Monday, October 10, 2011

Dog-park dilemma for pooches and owners

TWO Saturdays ago, Streets ran a story on complaints by dog owners in the Klang Valley about the lack of a dog park for them to take their pets to for exercise.

They had proposed that local authorities set up dog parks. A dog lover who had read the article asked me what the chances were of dog parks seeing light of day.

I told the reader it would be good if local authorities bought into the idea, especially when society is trying to be kinder to animals, not just to dogs.

Keeping man's best friend all cooped up, even in a castle, let alone in a 930 sq m condominium, is bad for a dog, regardless of size.

The lack of space to roam makes the animal moody and could turn man's best friend into his worst enemy.

Cut them off from social interaction, you risk your canine wreaking havoc with your shoes, doormats and sofas, and the damage will be something for you to chew about for neglecting their needs.

However, setting up a dog-friendly park is not as easy as building a futsal court. You can't turf a piece of land, fence it, and put up a sign that says "Dog Park". You need to come up with a facility that is not only friendly to man's best friends, but also to man as well.

One big challenge the authorities will face then is that space has to be acquired, and god knows how difficult that is, even for existing public parks.

It would be easier if developers included such parks in their projects, especially those who build high-end gated communes that I get to visit once a year during festive open house events. These developers could even consider dog parks as a unique selling point for their projects.

If you want to set up a dog park, how do you deal with people who love dogs but not the environment?

I am talking about the sneaky fellow who loiters in your neighbourhood on the pretext of walking his dog, but when you take your eyes off them, he allows the animal to defecate in front of your house.

Do you recall the number of times you cursed at the dog when you unknowingly stepped its the poo and brought it into your home?

There are many dog lovers who scoop up their dogs' poo, but still many who do not.

Allow these people into a dog park, and you can imagine the stink they will raise.

Another point to consider is whether the dog park should be open to all dogs or should it be kept exclusively to well-trained and well-socialised pooches?

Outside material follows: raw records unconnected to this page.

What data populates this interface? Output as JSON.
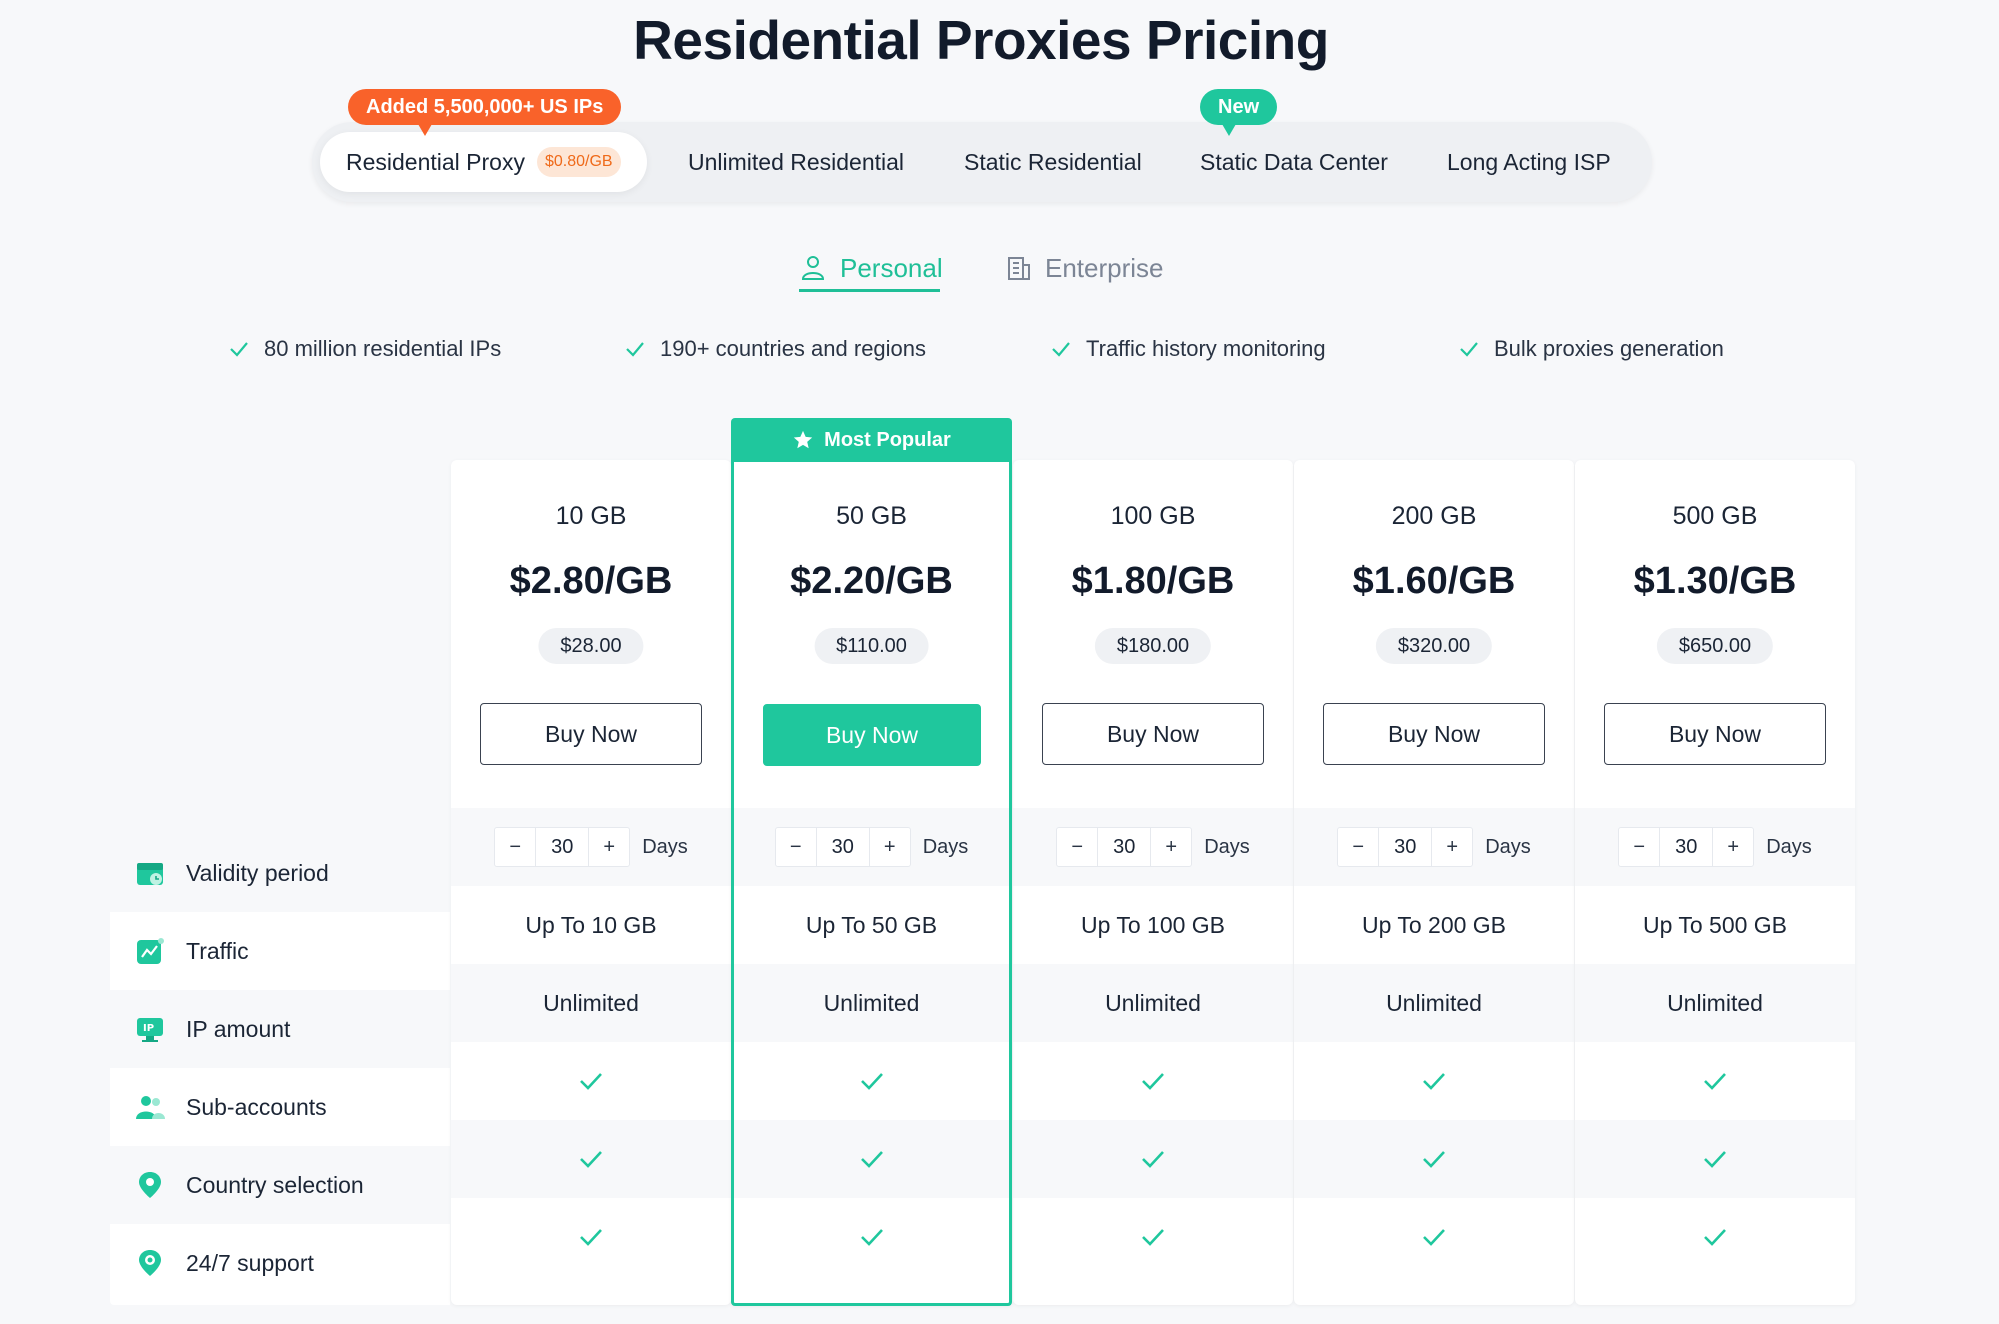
{
  "page": {
    "title": "Residential Proxies Pricing"
  },
  "product_tabs": [
    {
      "label": "Residential Proxy",
      "price": "$0.80/GB",
      "active": true
    },
    {
      "label": "Unlimited Residential"
    },
    {
      "label": "Static Residential"
    },
    {
      "label": "Static Data Center"
    },
    {
      "label": "Long Acting ISP"
    }
  ],
  "badges": {
    "residential": "Added 5,500,000+ US IPs",
    "datacenter": "New"
  },
  "segments": {
    "personal": "Personal",
    "enterprise": "Enterprise",
    "active": "personal"
  },
  "features": [
    "80 million residential IPs",
    "190+ countries and regions",
    "Traffic history monitoring",
    "Bulk proxies generation"
  ],
  "popular_label": "Most Popular",
  "row_labels": [
    {
      "label": "Validity period",
      "icon": "calendar-icon"
    },
    {
      "label": "Traffic",
      "icon": "chart-icon"
    },
    {
      "label": "IP amount",
      "icon": "ip-icon"
    },
    {
      "label": "Sub-accounts",
      "icon": "users-icon"
    },
    {
      "label": "Country selection",
      "icon": "location-pin-icon"
    },
    {
      "label": "24/7 support",
      "icon": "support-icon"
    }
  ],
  "plans": [
    {
      "gb": "10 GB",
      "per_gb": "$2.80/GB",
      "total": "$28.00",
      "buy": "Buy Now",
      "days": "30",
      "days_unit": "Days",
      "traffic": "Up To 10 GB",
      "ip_amount": "Unlimited"
    },
    {
      "gb": "50 GB",
      "per_gb": "$2.20/GB",
      "total": "$110.00",
      "buy": "Buy Now",
      "days": "30",
      "days_unit": "Days",
      "traffic": "Up To 50 GB",
      "ip_amount": "Unlimited",
      "popular": true
    },
    {
      "gb": "100 GB",
      "per_gb": "$1.80/GB",
      "total": "$180.00",
      "buy": "Buy Now",
      "days": "30",
      "days_unit": "Days",
      "traffic": "Up To 100 GB",
      "ip_amount": "Unlimited"
    },
    {
      "gb": "200 GB",
      "per_gb": "$1.60/GB",
      "total": "$320.00",
      "buy": "Buy Now",
      "days": "30",
      "days_unit": "Days",
      "traffic": "Up To 200 GB",
      "ip_amount": "Unlimited"
    },
    {
      "gb": "500 GB",
      "per_gb": "$1.30/GB",
      "total": "$650.00",
      "buy": "Buy Now",
      "days": "30",
      "days_unit": "Days",
      "traffic": "Up To 500 GB",
      "ip_amount": "Unlimited"
    }
  ],
  "stepper": {
    "minus": "−",
    "plus": "+"
  },
  "colors": {
    "accent": "#1fc79d",
    "badge_orange": "#f9622a",
    "text": "#1b2535"
  }
}
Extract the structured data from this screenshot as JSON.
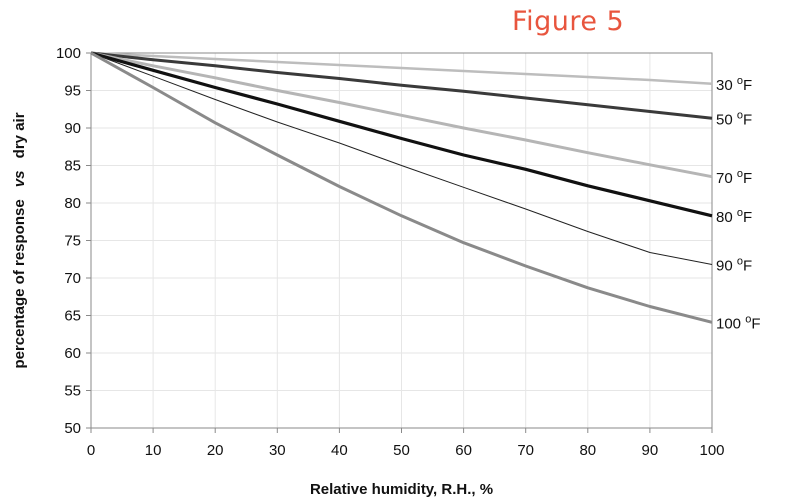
{
  "figure_label": "Figure 5",
  "chart_data": {
    "type": "line",
    "title": "",
    "xlabel": "Relative humidity, R.H., %",
    "ylabel_parts": [
      "percentage of response",
      "vs",
      "dry air"
    ],
    "xlim": [
      0,
      100
    ],
    "ylim": [
      50,
      100
    ],
    "xticks": [
      0,
      10,
      20,
      30,
      40,
      50,
      60,
      70,
      80,
      90,
      100
    ],
    "yticks": [
      50,
      55,
      60,
      65,
      70,
      75,
      80,
      85,
      90,
      95,
      100
    ],
    "grid": true,
    "x": [
      0,
      10,
      20,
      30,
      40,
      50,
      60,
      70,
      80,
      90,
      100
    ],
    "series": [
      {
        "name": "30",
        "unit": "°F",
        "color": "#bdbdbd",
        "values": [
          100,
          99.6,
          99.2,
          98.8,
          98.4,
          98.0,
          97.6,
          97.2,
          96.8,
          96.4,
          95.9
        ]
      },
      {
        "name": "50",
        "unit": "°F",
        "color": "#3a3a3a",
        "values": [
          100,
          99.1,
          98.3,
          97.4,
          96.6,
          95.7,
          94.9,
          94.0,
          93.1,
          92.2,
          91.3
        ]
      },
      {
        "name": "70",
        "unit": "°F",
        "color": "#b5b5b5",
        "values": [
          100,
          98.3,
          96.7,
          95.0,
          93.4,
          91.7,
          90.0,
          88.4,
          86.7,
          85.1,
          83.5
        ]
      },
      {
        "name": "80",
        "unit": "°F",
        "color": "#111111",
        "values": [
          100,
          97.7,
          95.4,
          93.2,
          90.9,
          88.6,
          86.4,
          84.5,
          82.3,
          80.3,
          78.3
        ]
      },
      {
        "name": "90",
        "unit": "°F",
        "color": "#222222",
        "values": [
          100,
          96.9,
          93.8,
          90.8,
          88.0,
          85.0,
          82.1,
          79.2,
          76.2,
          73.4,
          71.8
        ]
      },
      {
        "name": "100",
        "unit": "°F",
        "color": "#8a8a8a",
        "values": [
          100,
          95.4,
          90.7,
          86.4,
          82.2,
          78.3,
          74.7,
          71.6,
          68.7,
          66.2,
          64.1
        ]
      }
    ]
  }
}
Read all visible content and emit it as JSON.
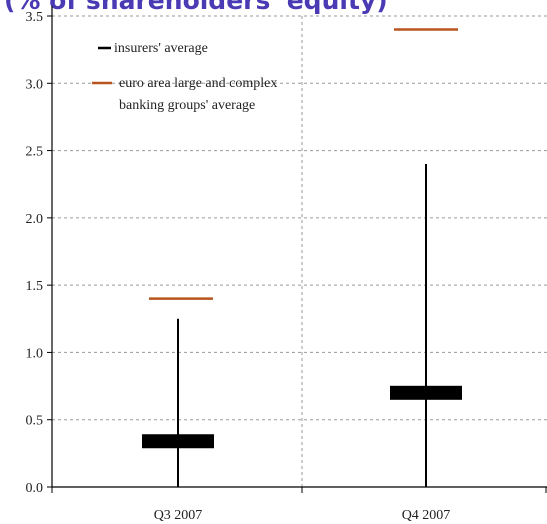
{
  "chart_data": {
    "type": "box",
    "title": "(% of shareholders' equity)",
    "xlabel": "",
    "ylabel": "",
    "ylim": [
      0,
      3.5
    ],
    "yticks": [
      "0.0",
      "0.5",
      "1.0",
      "1.5",
      "2.0",
      "2.5",
      "3.0",
      "3.5"
    ],
    "categories": [
      "Q3 2007",
      "Q4 2007"
    ],
    "grid": true,
    "legend_position": "top-left",
    "series": [
      {
        "name": "insurers' average",
        "color": "#000000",
        "values": [
          0.34,
          0.7
        ],
        "range_low": [
          0.0,
          0.0
        ],
        "range_high": [
          1.25,
          2.4
        ]
      },
      {
        "name": "euro area large and complex banking groups' average",
        "color": "#b8551f",
        "values": [
          1.4,
          3.4
        ]
      }
    ]
  }
}
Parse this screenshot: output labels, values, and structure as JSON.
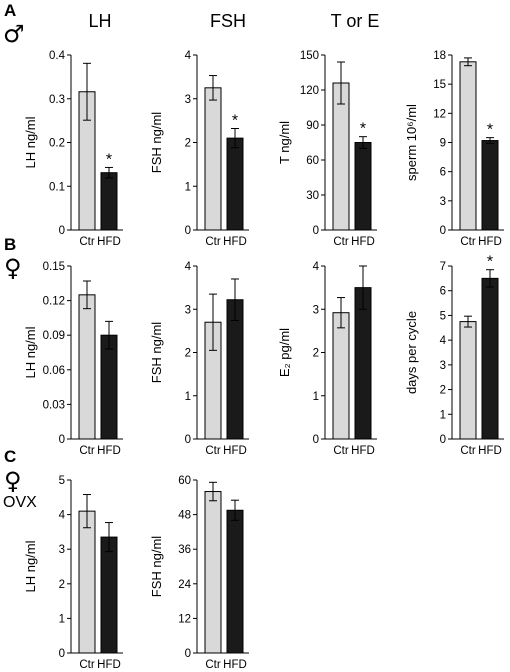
{
  "panels": [
    {
      "letter": "A",
      "symbol": "♂",
      "extra": ""
    },
    {
      "letter": "B",
      "symbol": "♀",
      "extra": ""
    },
    {
      "letter": "C",
      "symbol": "♀",
      "extra": "OVX"
    }
  ],
  "column_titles": [
    "LH",
    "FSH",
    "T or E"
  ],
  "colors": {
    "ctr": "#d9d9d9",
    "hfd": "#1a1a1a",
    "axis": "#000000"
  },
  "chart_data": [
    {
      "id": "A-LH",
      "type": "bar",
      "categories": [
        "Ctr",
        "HFD"
      ],
      "values": [
        0.316,
        0.131
      ],
      "errors": [
        0.065,
        0.012
      ],
      "ylabel": "LH ng/ml",
      "ylim": [
        0,
        0.4
      ],
      "yticks": [
        "0",
        "0.1",
        "0.2",
        "0.3",
        "0.4"
      ],
      "significance": [
        "",
        "*"
      ]
    },
    {
      "id": "A-FSH",
      "type": "bar",
      "categories": [
        "Ctr",
        "HFD"
      ],
      "values": [
        3.25,
        2.1
      ],
      "errors": [
        0.28,
        0.22
      ],
      "ylabel": "FSH ng/ml",
      "ylim": [
        0,
        4
      ],
      "yticks": [
        "0",
        "1",
        "2",
        "3",
        "4"
      ],
      "significance": [
        "",
        "*"
      ]
    },
    {
      "id": "A-T",
      "type": "bar",
      "categories": [
        "Ctr",
        "HFD"
      ],
      "values": [
        126,
        75
      ],
      "errors": [
        18,
        5
      ],
      "ylabel": "T ng/ml",
      "ylim": [
        0,
        150
      ],
      "yticks": [
        "0",
        "30",
        "60",
        "90",
        "120",
        "150"
      ],
      "significance": [
        "",
        "*"
      ]
    },
    {
      "id": "A-sperm",
      "type": "bar",
      "categories": [
        "Ctr",
        "HFD"
      ],
      "values": [
        17.3,
        9.2
      ],
      "errors": [
        0.4,
        0.3
      ],
      "ylabel": "sperm 10⁶/ml",
      "ylim": [
        0,
        18
      ],
      "yticks": [
        "0",
        "3",
        "6",
        "9",
        "12",
        "15",
        "18"
      ],
      "significance": [
        "",
        "*"
      ]
    },
    {
      "id": "B-LH",
      "type": "bar",
      "categories": [
        "Ctr",
        "HFD"
      ],
      "values": [
        0.125,
        0.09
      ],
      "errors": [
        0.012,
        0.012
      ],
      "ylabel": "LH ng/ml",
      "ylim": [
        0,
        0.15
      ],
      "yticks": [
        "0",
        "0.03",
        "0.06",
        "0.09",
        "0.12",
        "0.15"
      ],
      "significance": [
        "",
        ""
      ]
    },
    {
      "id": "B-FSH",
      "type": "bar",
      "categories": [
        "Ctr",
        "HFD"
      ],
      "values": [
        2.7,
        3.22
      ],
      "errors": [
        0.65,
        0.48
      ],
      "ylabel": "FSH ng/ml",
      "ylim": [
        0,
        4
      ],
      "yticks": [
        "0",
        "1",
        "2",
        "3",
        "4"
      ],
      "significance": [
        "",
        ""
      ]
    },
    {
      "id": "B-E2",
      "type": "bar",
      "categories": [
        "Ctr",
        "HFD"
      ],
      "values": [
        2.92,
        3.5
      ],
      "errors": [
        0.35,
        0.5
      ],
      "ylabel": "E₂ pg/ml",
      "ylim": [
        0,
        4
      ],
      "yticks": [
        "0",
        "1",
        "2",
        "3",
        "4"
      ],
      "significance": [
        "",
        ""
      ]
    },
    {
      "id": "B-cycle",
      "type": "bar",
      "categories": [
        "Ctr",
        "HFD"
      ],
      "values": [
        4.75,
        6.5
      ],
      "errors": [
        0.22,
        0.35
      ],
      "ylabel": "days per cycle",
      "ylim": [
        0,
        7
      ],
      "yticks": [
        "0",
        "1",
        "2",
        "3",
        "4",
        "5",
        "6",
        "7"
      ],
      "significance": [
        "",
        "*"
      ]
    },
    {
      "id": "C-LH",
      "type": "bar",
      "categories": [
        "Ctr",
        "HFD"
      ],
      "values": [
        4.1,
        3.35
      ],
      "errors": [
        0.48,
        0.42
      ],
      "ylabel": "LH ng/ml",
      "ylim": [
        0,
        5
      ],
      "yticks": [
        "0",
        "1",
        "2",
        "3",
        "4",
        "5"
      ],
      "significance": [
        "",
        ""
      ]
    },
    {
      "id": "C-FSH",
      "type": "bar",
      "categories": [
        "Ctr",
        "HFD"
      ],
      "values": [
        56,
        49.5
      ],
      "errors": [
        3.2,
        3.5
      ],
      "ylabel": "FSH ng/ml",
      "ylim": [
        0,
        60
      ],
      "yticks": [
        "0",
        "12",
        "24",
        "36",
        "48",
        "60"
      ],
      "significance": [
        "",
        ""
      ]
    }
  ]
}
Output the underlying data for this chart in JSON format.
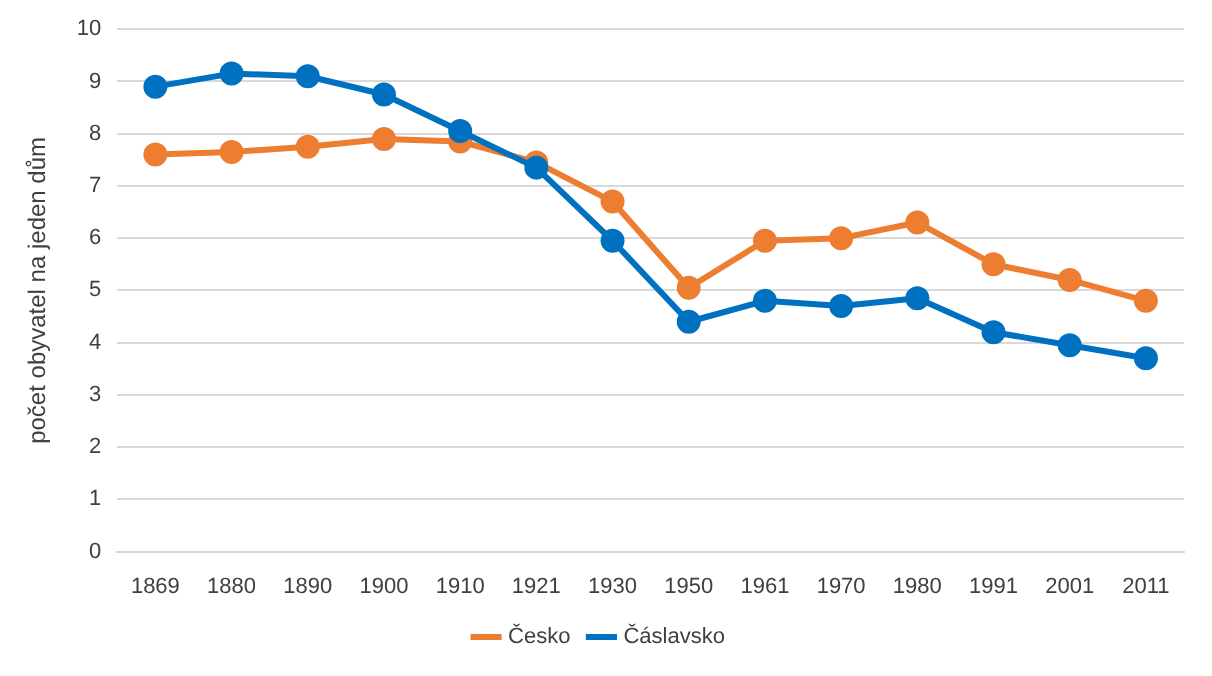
{
  "chart_data": {
    "type": "line",
    "ylabel": "počet obyvatel na jeden dům",
    "categories": [
      "1869",
      "1880",
      "1890",
      "1900",
      "1910",
      "1921",
      "1930",
      "1950",
      "1961",
      "1970",
      "1980",
      "1991",
      "2001",
      "2011"
    ],
    "series": [
      {
        "name": "Česko",
        "color": "#ed7d31",
        "values": [
          7.6,
          7.65,
          7.75,
          7.9,
          7.85,
          7.45,
          6.7,
          5.05,
          5.95,
          6.0,
          6.3,
          5.5,
          5.2,
          4.8
        ]
      },
      {
        "name": "Čáslavsko",
        "color": "#0070c0",
        "values": [
          8.9,
          9.15,
          9.1,
          8.75,
          8.05,
          7.35,
          5.95,
          4.4,
          4.8,
          4.7,
          4.85,
          4.2,
          3.95,
          3.7
        ]
      }
    ],
    "ylim": [
      0,
      10
    ],
    "yticks": [
      0,
      1,
      2,
      3,
      4,
      5,
      6,
      7,
      8,
      9,
      10
    ],
    "grid": "y",
    "legend": "bottom",
    "marker": "circle",
    "line_style": "solid"
  }
}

If it is open to all and the animals are let off-the-leash, dogs which have not been properly trained and socialised may misbehave and cause havoc and ill-will among the owners.

Even if the dogs do not fight with each other, who can guarantee that the friendly mingling of canines will result in better relations among the owners? All it takes is an amorous mutt and a purebred on heat to send the sparks flying.

Then, will the owner of the mutt be held liable for contaminating a pedigree?

Maybe a sign saying "Use Park At Own Risk" should be put up at dog parks.

Car park operators in the city do it all the time as a disclaimer against accidents, vandalism, theft or calamity.

Should someone get hurt from being chased by a dog at the park, the animal cannot be held responsible for the injury, so who is legally responsible -- the dog's owner, the park manager, the local authority, or all of them?